Residents in a Victorian council could be fined as much as $660 for placing incorrect items in their household recycling bins.
The Mornington Peninsula Shire has adopted the new crackdown, which will come into effect from July 1 and include random bin checks.
Those who are correctly recycling will go into a monthly draw to win a $100 voucher, but those who have disposed of the wrong items will receive a tag on their bin letting the household know which items can’t be recycled.
Significantly, contaminated bins will not be emptied, and those misusing the bins three times in six months will be fined between $330 and $660.
If the bins are misused four times in six months, their collection will be banned for three months and the household will still be required to pay the $327 waste levy.
“A contaminated bin or truck load is not only a burden to the environment adding to landfill but also comes at a significant cost,” Mayor Despi O’Connor said in a release on the shire’s website.
“Contaminated bins cost the Mornington Peninsula Shire and ratepayers approximately $600,000 per year.”
According to the council, the top seven misplaced items in household recycling bins are:
- Bagged recyclables (free your items!
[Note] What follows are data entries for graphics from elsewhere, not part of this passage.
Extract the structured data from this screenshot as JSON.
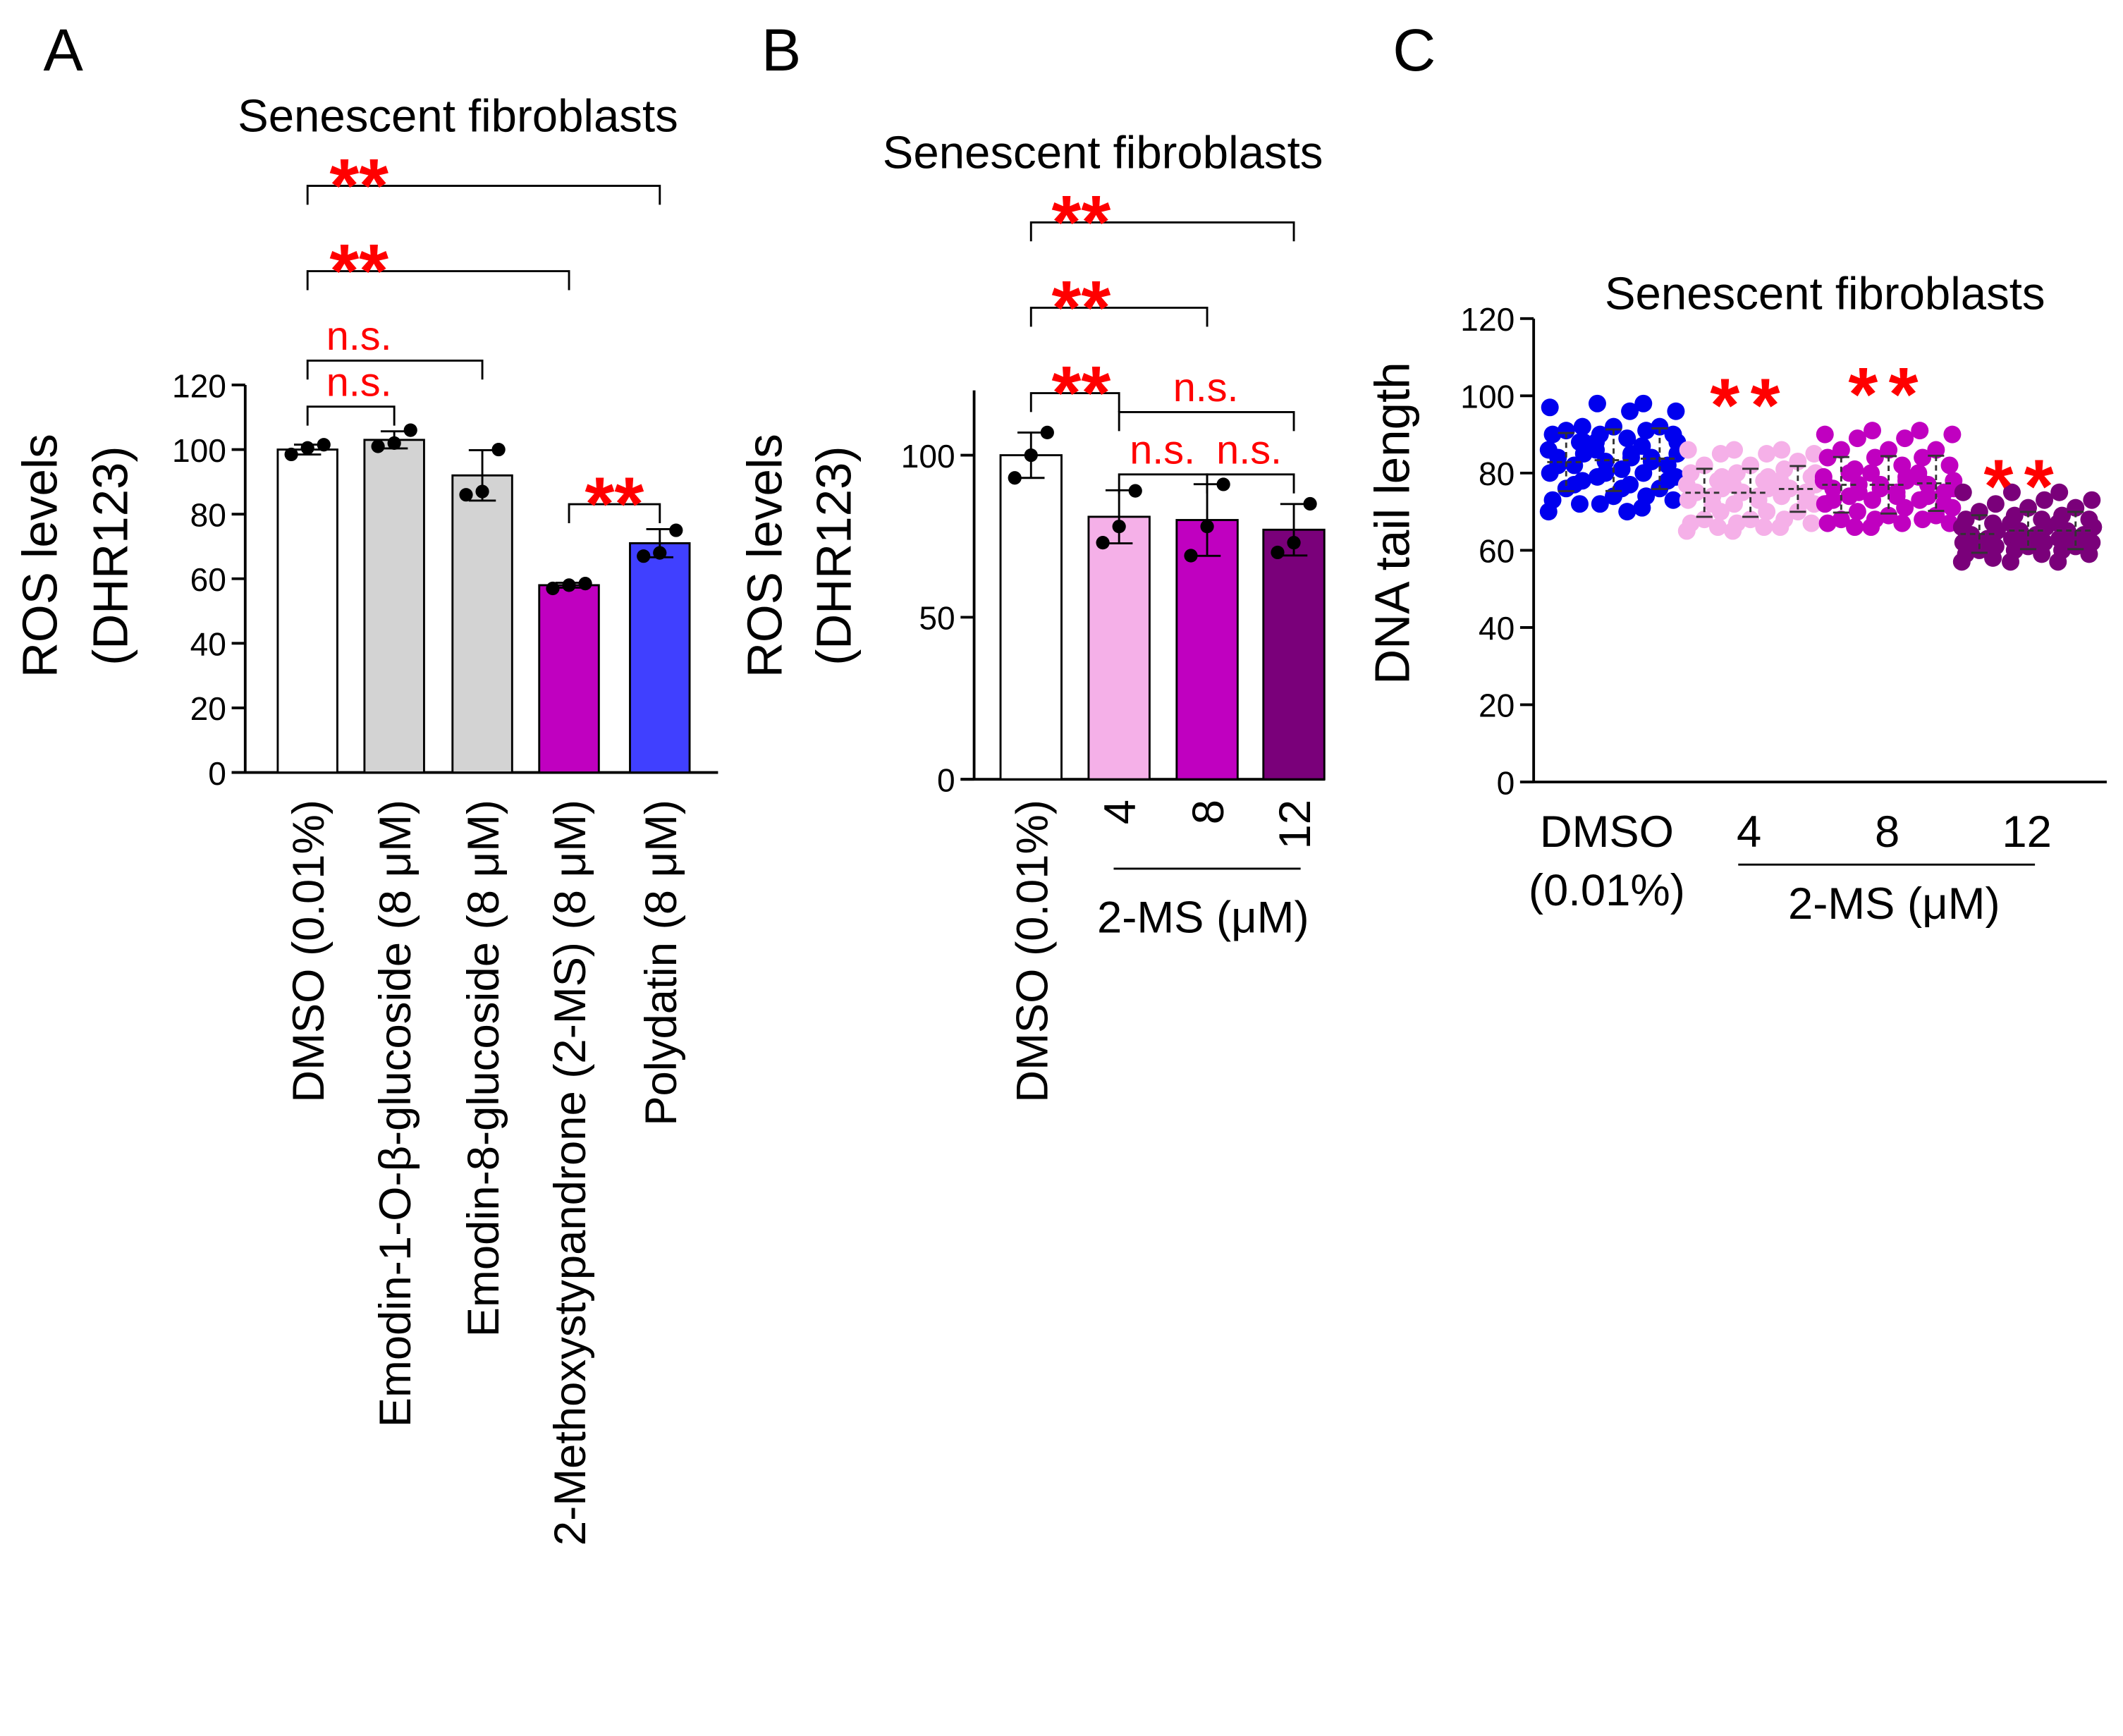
{
  "panels": {
    "a": "A",
    "b": "B",
    "c": "C"
  },
  "chart_data": [
    {
      "type": "bar",
      "title": "Senescent fibroblasts",
      "ylabel_line1": "ROS levels",
      "ylabel_line2": "(DHR123)",
      "ylim": [
        0,
        120
      ],
      "yticks": [
        0,
        20,
        40,
        60,
        80,
        100,
        120
      ],
      "categories": [
        "DMSO (0.01%)",
        "Emodin-1-O-β-glucoside (8 μM)",
        "Emodin-8-glucoside (8 μM)",
        "2-Methoxystypandrone (2-MS) (8 μM)",
        "Polydatin (8 μM)"
      ],
      "values": [
        100,
        103,
        92,
        58,
        71
      ],
      "points": [
        [
          98.5,
          100.5,
          101.5
        ],
        [
          101,
          102,
          106
        ],
        [
          86,
          87,
          100
        ],
        [
          57,
          58,
          58.5
        ],
        [
          67,
          68,
          75
        ]
      ],
      "colors": [
        "#ffffff",
        "#d3d3d3",
        "#d3d3d3",
        "#c000c0",
        "#4040ff"
      ],
      "comparisons": [
        {
          "from": 0,
          "to": 1,
          "label": "n.s."
        },
        {
          "from": 0,
          "to": 2,
          "label": "n.s."
        },
        {
          "from": 0,
          "to": 3,
          "label": "**"
        },
        {
          "from": 0,
          "to": 4,
          "label": "**"
        },
        {
          "from": 3,
          "to": 4,
          "label": "**"
        }
      ]
    },
    {
      "type": "bar",
      "title": "Senescent fibroblasts",
      "ylabel_line1": "ROS levels",
      "ylabel_line2": "(DHR123)",
      "ylim": [
        0,
        120
      ],
      "yticks": [
        0,
        50,
        100
      ],
      "categories": [
        "DMSO (0.01%)",
        "4",
        "8",
        "12"
      ],
      "group_label": "2-MS (μM)",
      "values": [
        100,
        81,
        80,
        77
      ],
      "points": [
        [
          93,
          100,
          107
        ],
        [
          73,
          78,
          89
        ],
        [
          69,
          78,
          91
        ],
        [
          70,
          73,
          85
        ]
      ],
      "colors": [
        "#ffffff",
        "#f5b0e8",
        "#c000c0",
        "#7a007a"
      ],
      "comparisons": [
        {
          "from": 0,
          "to": 1,
          "label": "**"
        },
        {
          "from": 0,
          "to": 2,
          "label": "**"
        },
        {
          "from": 0,
          "to": 3,
          "label": "**"
        },
        {
          "from": 1,
          "to": 3,
          "label": "n.s."
        },
        {
          "from": 1,
          "to": 2,
          "label": "n.s."
        },
        {
          "from": 2,
          "to": 3,
          "label": "n.s."
        }
      ]
    },
    {
      "type": "scatter",
      "title": "Senescent fibroblasts",
      "ylabel": "DNA tail length",
      "ylim": [
        0,
        120
      ],
      "yticks": [
        0,
        20,
        40,
        60,
        80,
        100,
        120
      ],
      "categories": [
        "DMSO",
        "4",
        "8",
        "12"
      ],
      "category_sub": "(0.01%)",
      "group_label": "2-MS (μM)",
      "colors": [
        "#0000ee",
        "#f5b0e8",
        "#c000c0",
        "#7a007a"
      ],
      "significance": [
        "",
        "**",
        "**",
        "**"
      ],
      "groups": [
        [
          [
            97,
            92,
            91,
            90,
            88,
            86,
            85,
            84,
            82,
            80,
            78,
            76,
            73,
            72,
            70,
            88,
            82,
            77
          ],
          [
            98,
            96,
            92,
            90,
            89,
            86,
            84,
            83,
            81,
            79,
            77,
            74,
            72,
            70,
            88,
            85,
            80,
            76
          ],
          [
            98,
            96,
            92,
            91,
            90,
            87,
            85,
            84,
            82,
            80,
            79,
            76,
            74,
            73,
            71,
            88,
            83,
            78
          ]
        ],
        [
          [
            86,
            85,
            82,
            80,
            78,
            77,
            76,
            75,
            74,
            73,
            70,
            68,
            67,
            66,
            65,
            79,
            75,
            72
          ],
          [
            86,
            85,
            82,
            80,
            78,
            77,
            76,
            75,
            74,
            72,
            70,
            68,
            67,
            66,
            65,
            79,
            75,
            73
          ],
          [
            86,
            85,
            83,
            81,
            79,
            78,
            77,
            76,
            75,
            74,
            72,
            70,
            68,
            67,
            66,
            80,
            76,
            73
          ]
        ],
        [
          [
            90,
            89,
            86,
            84,
            81,
            79,
            77,
            76,
            74,
            72,
            70,
            68,
            67,
            66,
            78,
            75,
            73,
            80
          ],
          [
            91,
            89,
            86,
            84,
            82,
            80,
            78,
            77,
            75,
            73,
            71,
            69,
            68,
            67,
            66,
            79,
            76,
            74
          ],
          [
            91,
            90,
            86,
            84,
            82,
            80,
            78,
            77,
            75,
            73,
            71,
            69,
            68,
            67,
            79,
            76,
            74,
            72
          ]
        ],
        [
          [
            75,
            72,
            70,
            68,
            67,
            66,
            65,
            64,
            63,
            62,
            61,
            60,
            59,
            58,
            57,
            65,
            63,
            61
          ],
          [
            75,
            73,
            71,
            69,
            68,
            67,
            66,
            65,
            64,
            63,
            62,
            61,
            60,
            59,
            57,
            66,
            64,
            62
          ],
          [
            75,
            73,
            71,
            69,
            68,
            67,
            66,
            65,
            64,
            63,
            62,
            61,
            60,
            59,
            57,
            66,
            64,
            62
          ]
        ]
      ]
    }
  ]
}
Pop them loose in the bin)
- Household rubbish (put in general rubbish bin)
- Food waste (compost or use up your leftovers)
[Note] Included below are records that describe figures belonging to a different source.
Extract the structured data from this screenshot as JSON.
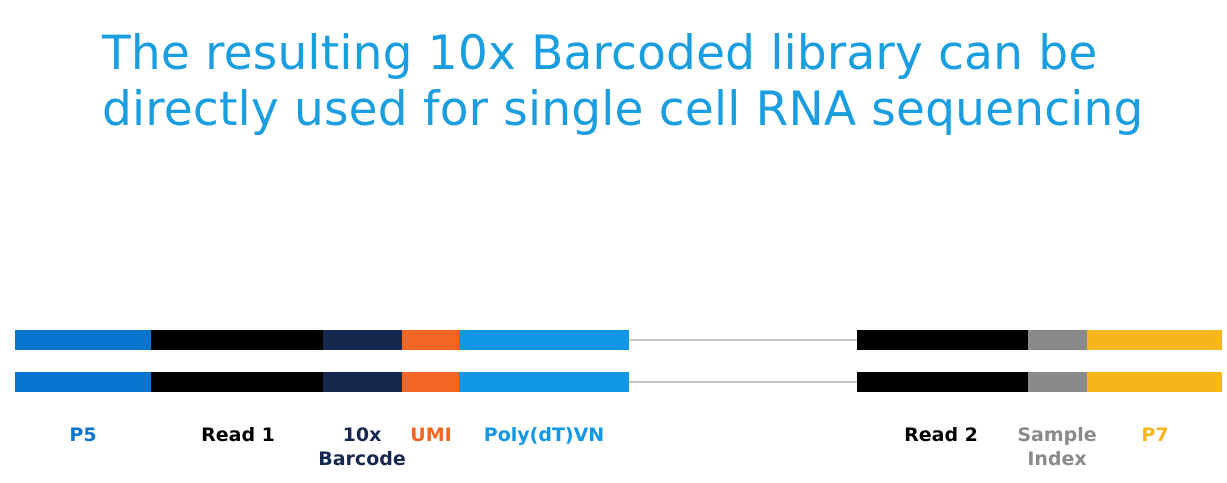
{
  "title": {
    "line1": "The resulting 10x Barcoded library can be",
    "line2": "directly used for single cell RNA sequencing"
  },
  "colors": {
    "title": "#1a9ee0",
    "p5": "#0a74d1",
    "read1": "#000000",
    "barcode": "#17284f",
    "umi": "#f26522",
    "polydt": "#1197e6",
    "linker": "#c8c8c8",
    "read2": "#000000",
    "sample_index": "#8a8a8c",
    "p7": "#f7b51c"
  },
  "segments": {
    "p5": {
      "label": "P5"
    },
    "read1": {
      "label": "Read 1"
    },
    "barcode": {
      "label_line1": "10x",
      "label_line2": "Barcode"
    },
    "umi": {
      "label": "UMI"
    },
    "polydt": {
      "label": "Poly(dT)VN"
    },
    "read2": {
      "label": "Read 2"
    },
    "sample_index": {
      "label_line1": "Sample",
      "label_line2": "Index"
    },
    "p7": {
      "label": "P7"
    }
  }
}
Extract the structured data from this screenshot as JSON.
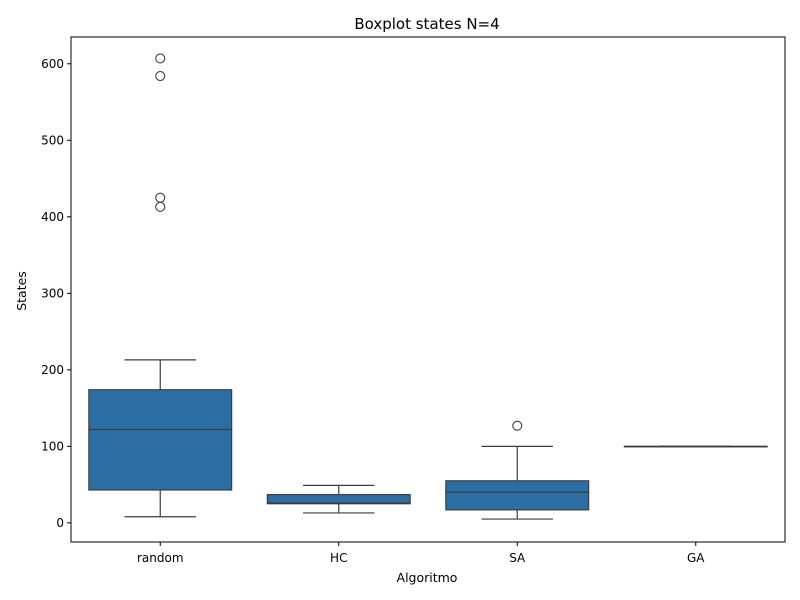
{
  "chart_data": {
    "type": "boxplot",
    "title": "Boxplot states N=4",
    "xlabel": "Algoritmo",
    "ylabel": "States",
    "ylim": [
      -25,
      635
    ],
    "yticks": [
      0,
      100,
      200,
      300,
      400,
      500,
      600
    ],
    "categories": [
      "random",
      "HC",
      "SA",
      "GA"
    ],
    "box_color": "#2b6ea4",
    "line_color": "#3d3d3d",
    "boxes": [
      {
        "category": "random",
        "whisker_low": 8,
        "q1": 43,
        "median": 122,
        "q3": 174,
        "whisker_high": 213,
        "outliers": [
          413,
          425,
          584,
          607
        ]
      },
      {
        "category": "HC",
        "whisker_low": 13,
        "q1": 25,
        "median": 26,
        "q3": 37,
        "whisker_high": 49,
        "outliers": []
      },
      {
        "category": "SA",
        "whisker_low": 5,
        "q1": 17,
        "median": 40,
        "q3": 55,
        "whisker_high": 100,
        "outliers": [
          127
        ]
      },
      {
        "category": "GA",
        "whisker_low": 100,
        "q1": 100,
        "median": 100,
        "q3": 100,
        "whisker_high": 100,
        "outliers": []
      }
    ]
  }
}
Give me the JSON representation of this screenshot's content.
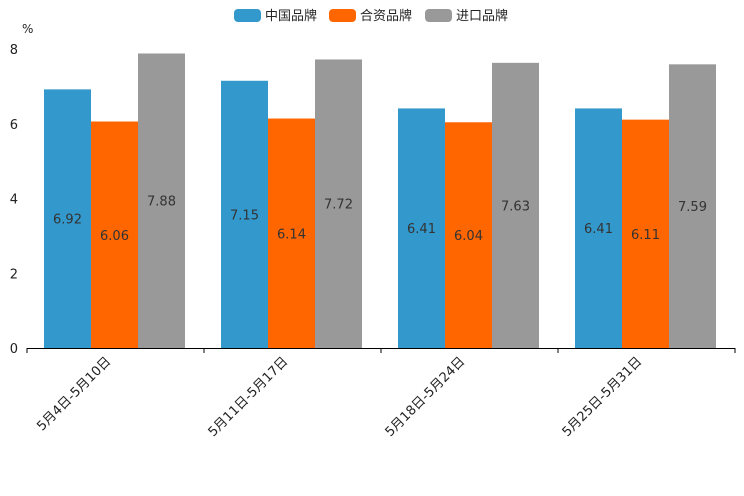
{
  "chart_data": {
    "type": "bar",
    "title": "",
    "xlabel": "",
    "ylabel": "%",
    "ylim": [
      0,
      8
    ],
    "yticks": [
      0,
      2,
      4,
      6,
      8
    ],
    "categories": [
      "5月4日-5月10日",
      "5月11日-5月17日",
      "5月18日-5月24日",
      "5月25日-5月31日"
    ],
    "series": [
      {
        "name": "中国品牌",
        "color": "#3399cc",
        "values": [
          6.92,
          7.15,
          6.41,
          6.41
        ]
      },
      {
        "name": "合资品牌",
        "color": "#ff6600",
        "values": [
          6.06,
          6.14,
          6.04,
          6.11
        ]
      },
      {
        "name": "进口品牌",
        "color": "#999999",
        "values": [
          7.88,
          7.72,
          7.63,
          7.59
        ]
      }
    ],
    "legend_position": "top-center",
    "value_labels": [
      [
        "6.92",
        "7.15",
        "6.41",
        "6.41"
      ],
      [
        "6.06",
        "6.14",
        "6.04",
        "6.11"
      ],
      [
        "7.88",
        "7.72",
        "7.63",
        "7.59"
      ]
    ]
  }
}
- Garden waste (pop it in a green waste bin, compost or take it to the tip)
- Soft, scrunchable plastics (take it to your local supermarket for recycling)
- Textiles (repurpose, donate or if it’s not salvageable put it in the rubbish bin)
- Polystyrene (straight in the general rubbish bin)
Cr O’Connor said “we know recycling can be confusing”.
“The shire’s waste education program aims to encourage households to recycle correctly.”